In this debut memoir, an American corporate trainer moves to Paris in search of a Lebanese beauty queen who may help her write a book.
Davidson, who was born Cynthia Fetterolf, had a unique upbringing in Saudi Arabia, Switzerland, and Lebanon that left her culturally aware, well traveled, and able to speak three languages. She became familiar with Arabic culture, and as an adult, she began a successful career as a cross-cultural trainer for corporate executives in New York City. But in 1970s Beirut, she experienced great trauma when her father was kidnapped twice and her younger sister narrowly survived a shooting.
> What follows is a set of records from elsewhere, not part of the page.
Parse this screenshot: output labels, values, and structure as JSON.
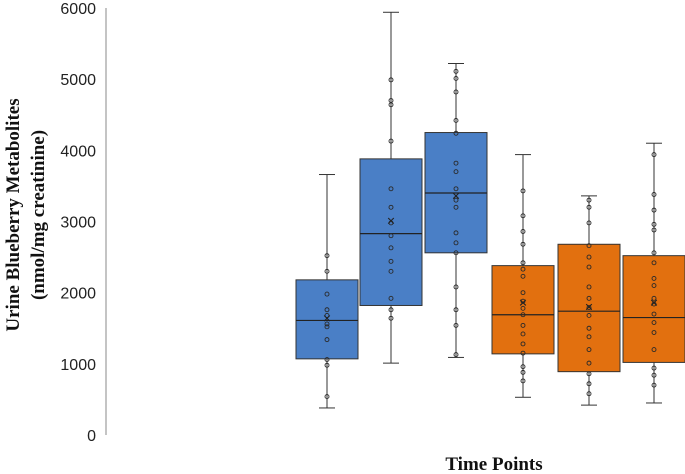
{
  "chart_data": {
    "type": "box",
    "xlabel": "Time Points",
    "ylabel_line1": "Urine Blueberry Metabolites",
    "ylabel_line2": "(nmol/mg creatinine)",
    "ylim": [
      0,
      6000
    ],
    "yticks": [
      0,
      1000,
      2000,
      3000,
      4000,
      5000,
      6000
    ],
    "grid": false,
    "legend": "none",
    "colors": {
      "blue": "#4a7fc6",
      "orange": "#e2700f",
      "outline": "#333333"
    },
    "boxes": [
      {
        "color": "blue",
        "min": 380,
        "q1": 1070,
        "median": 1610,
        "q3": 2180,
        "max": 3660,
        "mean": 1640,
        "points": [
          540,
          980,
          1060,
          1340,
          1520,
          1560,
          1680,
          1760,
          1980,
          2300,
          2520
        ]
      },
      {
        "color": "blue",
        "min": 1010,
        "q1": 1820,
        "median": 2830,
        "q3": 3880,
        "max": 5940,
        "mean": 3010,
        "points": [
          1640,
          1760,
          1920,
          2300,
          2440,
          2630,
          2800,
          2980,
          3200,
          3460,
          4130,
          4640,
          4700,
          4990
        ]
      },
      {
        "color": "blue",
        "min": 1090,
        "q1": 2560,
        "median": 3400,
        "q3": 4250,
        "max": 5220,
        "mean": 3360,
        "points": [
          1130,
          1540,
          1760,
          2080,
          2560,
          2700,
          2840,
          3200,
          3300,
          3460,
          3700,
          3820,
          4240,
          4420,
          4820,
          5010,
          5110
        ]
      },
      {
        "color": "orange",
        "min": 530,
        "q1": 1140,
        "median": 1690,
        "q3": 2380,
        "max": 3940,
        "mean": 1860,
        "points": [
          760,
          880,
          960,
          1150,
          1280,
          1420,
          1540,
          1690,
          1780,
          1880,
          2000,
          2230,
          2330,
          2420,
          2680,
          2860,
          3080,
          3430
        ]
      },
      {
        "color": "orange",
        "min": 420,
        "q1": 890,
        "median": 1740,
        "q3": 2680,
        "max": 3360,
        "mean": 1800,
        "points": [
          580,
          720,
          860,
          1010,
          1200,
          1380,
          1500,
          1680,
          1790,
          1920,
          2080,
          2360,
          2500,
          2660,
          2980,
          3200,
          3300
        ]
      },
      {
        "color": "orange",
        "min": 450,
        "q1": 1020,
        "median": 1650,
        "q3": 2520,
        "max": 4100,
        "mean": 1860,
        "points": [
          700,
          840,
          940,
          1200,
          1440,
          1580,
          1700,
          1840,
          1920,
          2100,
          2200,
          2420,
          2560,
          2880,
          2960,
          3160,
          3380,
          3940
        ]
      }
    ]
  }
}
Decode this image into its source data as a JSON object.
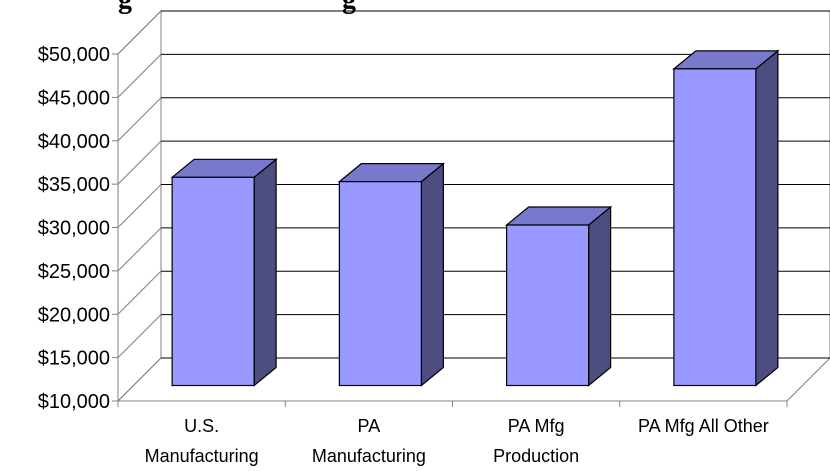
{
  "chart_data": {
    "type": "bar",
    "title": "g                              g",
    "categories": [
      [
        "U.S.",
        "Manufacturing"
      ],
      [
        "PA",
        "Manufacturing"
      ],
      [
        "PA Mfg",
        "Production"
      ],
      [
        "PA Mfg All Other"
      ]
    ],
    "series": [
      {
        "values": [
          34000,
          33500,
          28500,
          46500
        ]
      }
    ],
    "ylim": [
      10000,
      50000
    ],
    "yticks": [
      10000,
      15000,
      20000,
      25000,
      30000,
      35000,
      40000,
      45000,
      50000
    ],
    "ytick_labels": [
      "$10,000",
      "$15,000",
      "$20,000",
      "$25,000",
      "$30,000",
      "$35,000",
      "$40,000",
      "$45,000",
      "$50,000"
    ],
    "grid": true,
    "legend": "none",
    "colors": {
      "bar_front": "#9999ff",
      "bar_top": "#7878cc",
      "bar_side": "#4d4d80",
      "grid": "#000000",
      "walls": "#808080"
    }
  }
}
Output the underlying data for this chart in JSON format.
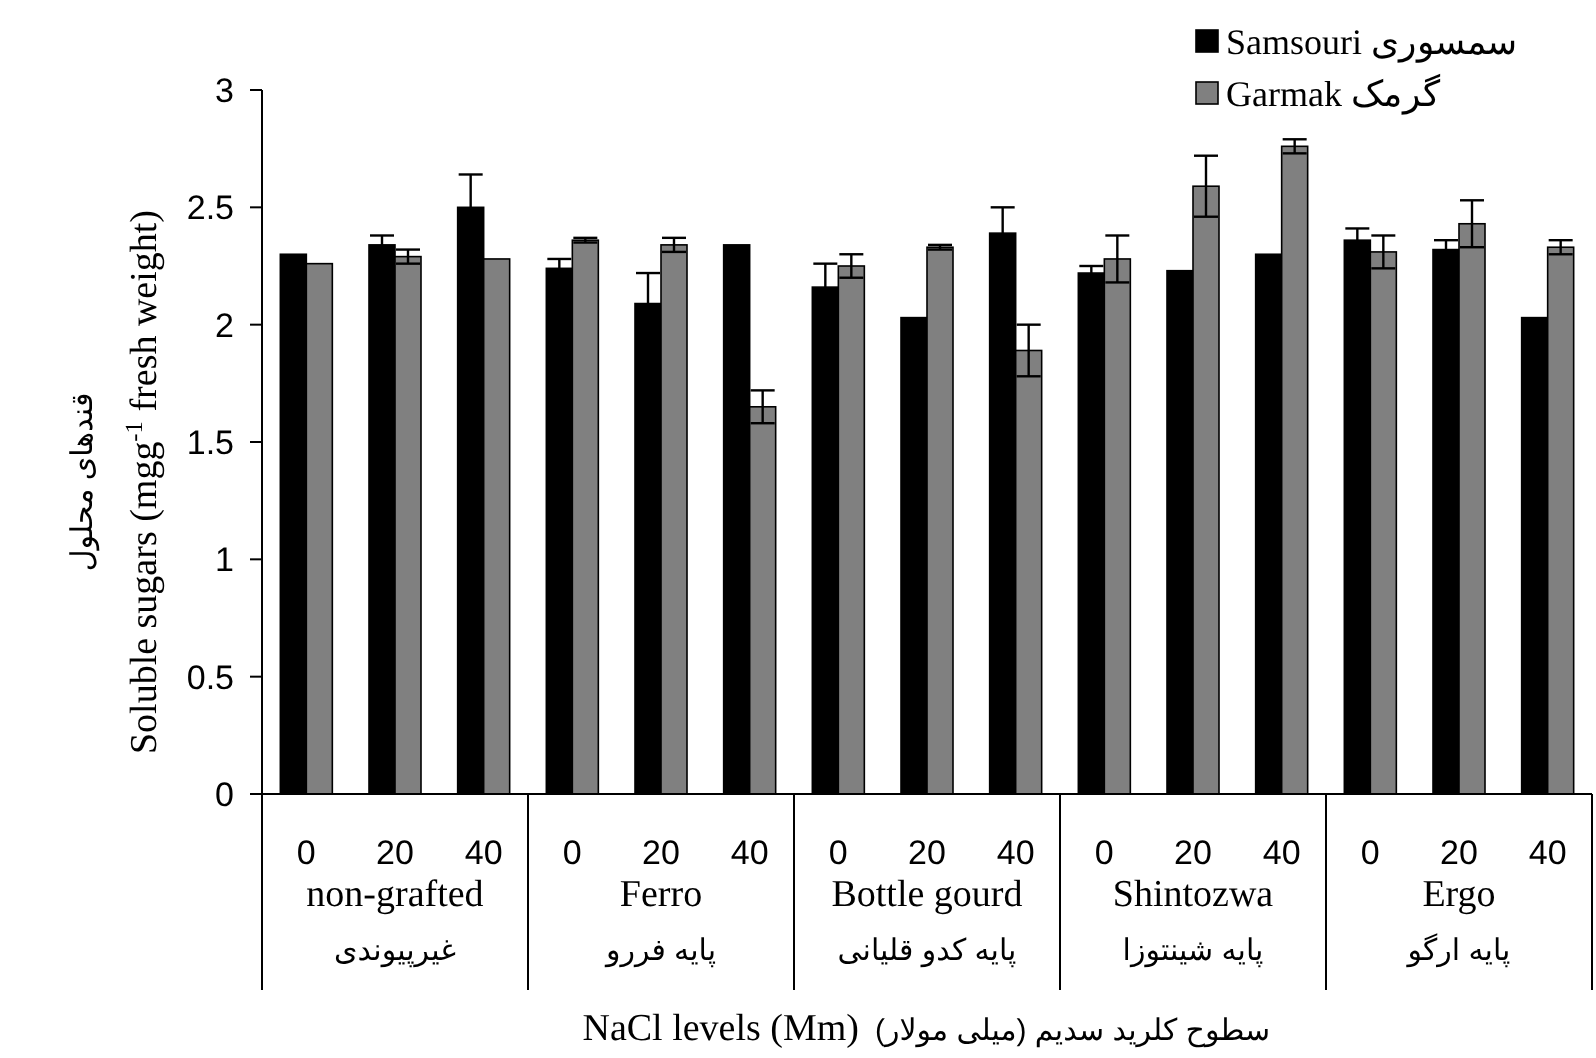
{
  "chart_data": {
    "type": "bar",
    "xlabel": "NaCl levels (Mm) سطوح کلرید سدیم (میلی مولار)",
    "ylabel": "قندهای محلول\nSoluble sugars (mgg$^{-1}$ fresh weight)",
    "categories": [
      "0",
      "20",
      "40",
      "0",
      "20",
      "40",
      "0",
      "20",
      "40",
      "0",
      "20",
      "40",
      "0",
      "20",
      "40"
    ],
    "series": [
      {
        "name": "Samsouri سمسوری",
        "color": "#000000",
        "values": [
          2.3,
          2.34,
          2.5,
          2.24,
          2.09,
          2.34,
          2.16,
          2.03,
          2.39,
          2.22,
          2.23,
          2.3,
          2.36,
          2.32,
          2.03
        ],
        "errors": [
          null,
          0.04,
          0.14,
          0.04,
          0.13,
          null,
          0.1,
          null,
          0.11,
          0.03,
          null,
          null,
          0.05,
          0.04,
          null
        ]
      },
      {
        "name": "Garmak گرمک",
        "color": "#808080",
        "values": [
          2.26,
          2.29,
          2.28,
          2.36,
          2.34,
          1.65,
          2.25,
          2.33,
          1.89,
          2.28,
          2.59,
          2.76,
          2.31,
          2.43,
          2.33
        ],
        "errors": [
          null,
          0.03,
          null,
          0.01,
          0.03,
          0.07,
          0.05,
          0.01,
          0.11,
          0.1,
          0.13,
          0.03,
          0.07,
          0.1,
          0.03
        ]
      }
    ],
    "ylim": [
      0,
      3
    ],
    "yticks": [
      0,
      0.5,
      1,
      1.5,
      2,
      2.5,
      3
    ],
    "legend": "top right",
    "annotations": [
      "non-grafted",
      "غیرپیوندی",
      "Ferro",
      "پایه فررو",
      "Bottle gourd",
      "پایه کدو قلیانی",
      "Shintozwa",
      "پایه شینتوزا",
      "Ergo",
      "پایه ارگو"
    ]
  }
}
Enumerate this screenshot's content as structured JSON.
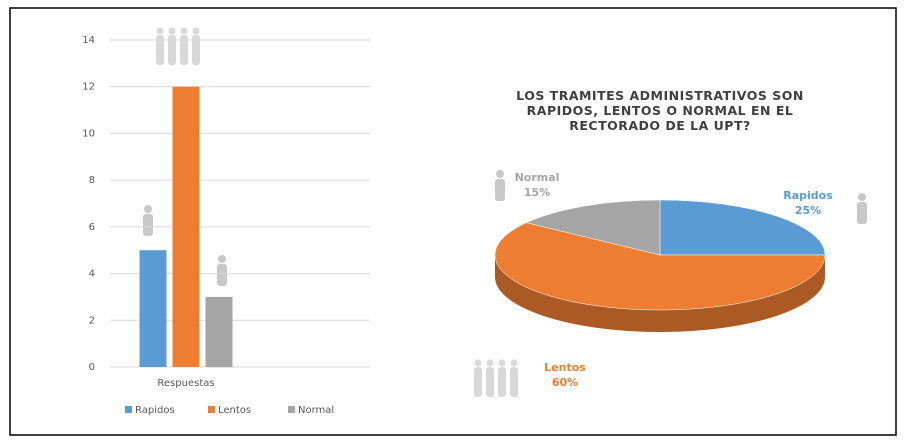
{
  "chart_data": [
    {
      "type": "bar",
      "categories": [
        "Respuestas"
      ],
      "series": [
        {
          "name": "Rapidos",
          "color": "#5b9bd5",
          "values": [
            5
          ]
        },
        {
          "name": "Lentos",
          "color": "#ed7d31",
          "values": [
            12
          ]
        },
        {
          "name": "Normal",
          "color": "#a5a5a5",
          "values": [
            3
          ]
        }
      ],
      "ylim": [
        0,
        14
      ],
      "yticks": [
        0,
        2,
        4,
        6,
        8,
        10,
        12,
        14
      ],
      "grid": true,
      "legend": "bottom"
    },
    {
      "type": "pie",
      "title": "LOS TRAMITES ADMINISTRATIVOS SON RAPIDOS, LENTOS O NORMAL EN EL RECTORADO DE LA UPT?",
      "categories": [
        "Rapidos",
        "Lentos",
        "Normal"
      ],
      "values": [
        25,
        60,
        15
      ],
      "value_labels": [
        "25%",
        "60%",
        "15%"
      ],
      "colors": [
        "#5b9bd5",
        "#ed7d31",
        "#a5a5a5"
      ]
    }
  ]
}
While on a 10-day trip to Paris in 1984, she was researching a novel—“an Arab version of Gone with the Wind,” as she puts it—based on the life of Georgina Rizk, a former Miss Lebanon and Miss Universe, who was widowed when her husband was killed by a car bomb. She hoped that talking to the pageant winner would help her understand her own past better. Rizk proved elusive, but the author’s fling with an Iraqi art dealer and her desire to write her book made her settle in Paris. She began to revisit key events in her past, and a new romance with a shadowy Tunisian driver named Omar gave her concerns about her future. Davidson’s belief that historical knowledge is the key to understanding contemporary problems results in a well-told, jet-setting memoir that spans decades and continents. The book is rather lengthy, but its seamless digressions will keep readers’ interest as Davidson recalls important years in her journey toward psychological and spiritual well-being. A vibrant parade of people moved in and out of her life, and her stories range in tone from joyful to harrowing. She also offers considerable cultural and political insight, and a little bit of romance, along the way, as well as an intriguing take on Paris as a place of refuge and healing.
A richly told memoir that’s steeped in history.